When things are going a bit sideways, never think they can't get worse. They can.
Ellie had two official works from the gate. She'd been over there several times otherwise, including the day before the race. Still, in the heat of her first race, she locked up. Froze. From the second she hesitated I knew all was lost and I was livid. It was brutally difficult to watch the entire race. She spotted the field seven to start and was able to hustle up and get in touch with the field but it took something out of her and she flattened out in the lane.
It was horribly depressing and frustrating.
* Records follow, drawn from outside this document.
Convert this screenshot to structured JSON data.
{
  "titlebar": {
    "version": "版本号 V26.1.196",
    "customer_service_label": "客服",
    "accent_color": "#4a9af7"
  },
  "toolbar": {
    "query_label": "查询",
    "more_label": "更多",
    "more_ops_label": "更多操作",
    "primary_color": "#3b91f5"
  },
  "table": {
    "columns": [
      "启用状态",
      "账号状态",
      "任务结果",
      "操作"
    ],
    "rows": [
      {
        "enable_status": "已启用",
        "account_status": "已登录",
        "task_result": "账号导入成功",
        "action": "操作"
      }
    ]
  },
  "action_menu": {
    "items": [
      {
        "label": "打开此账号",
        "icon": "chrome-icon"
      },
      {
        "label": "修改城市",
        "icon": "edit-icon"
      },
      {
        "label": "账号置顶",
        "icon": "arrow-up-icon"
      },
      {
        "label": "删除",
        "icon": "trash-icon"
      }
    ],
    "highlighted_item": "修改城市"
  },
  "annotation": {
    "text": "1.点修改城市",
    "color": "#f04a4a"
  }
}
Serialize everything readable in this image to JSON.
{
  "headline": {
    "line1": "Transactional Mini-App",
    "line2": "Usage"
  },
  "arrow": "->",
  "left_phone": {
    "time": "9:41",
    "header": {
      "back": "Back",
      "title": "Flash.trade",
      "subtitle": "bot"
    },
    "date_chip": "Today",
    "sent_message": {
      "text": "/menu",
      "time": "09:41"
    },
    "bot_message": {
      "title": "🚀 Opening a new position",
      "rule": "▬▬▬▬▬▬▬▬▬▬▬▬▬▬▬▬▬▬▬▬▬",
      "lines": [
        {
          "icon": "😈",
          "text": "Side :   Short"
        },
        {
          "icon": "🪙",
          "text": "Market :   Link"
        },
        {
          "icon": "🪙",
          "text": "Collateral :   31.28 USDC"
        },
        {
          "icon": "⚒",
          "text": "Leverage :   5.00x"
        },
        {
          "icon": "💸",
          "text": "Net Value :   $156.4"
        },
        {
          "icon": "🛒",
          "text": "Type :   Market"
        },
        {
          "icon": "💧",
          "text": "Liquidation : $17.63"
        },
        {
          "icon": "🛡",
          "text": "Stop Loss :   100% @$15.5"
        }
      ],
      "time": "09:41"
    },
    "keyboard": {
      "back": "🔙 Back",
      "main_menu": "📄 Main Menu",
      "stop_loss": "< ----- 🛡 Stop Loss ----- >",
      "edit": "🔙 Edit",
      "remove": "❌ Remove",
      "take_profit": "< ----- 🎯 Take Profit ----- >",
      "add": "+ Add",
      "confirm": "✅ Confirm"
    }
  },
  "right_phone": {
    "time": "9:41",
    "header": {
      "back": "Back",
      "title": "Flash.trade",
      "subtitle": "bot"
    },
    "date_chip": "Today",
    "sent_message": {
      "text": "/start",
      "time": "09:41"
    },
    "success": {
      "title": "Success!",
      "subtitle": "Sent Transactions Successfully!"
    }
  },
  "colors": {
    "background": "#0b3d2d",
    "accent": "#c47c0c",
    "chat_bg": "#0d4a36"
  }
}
Eighteen months we waited. Suffered through her sore shins at 2; the cost of her layup over the winter; getting her back into training in the late winter; losing valuable conditioning days due to weather; missing possible start dates. All the while partners pouring in money and patiently waiting for her first start.
And this is what we got.
Back to the gate she will go until she can get it right. It's hard to take anything from this effort. The winning effort was a 27 Beyer - we need to be able to beat horses that run a 27 - but who the hell can tell how good (or not) Ellie is when she just waltzed out of the gate and exhausted herself catching up? Can she close? Should she be in front? We have no idea and this start told us nothing.
On tap is more waiting; more waiting; and more money. If patience is a virtue, Ellie's partnership group is the most virtuous group on Earth.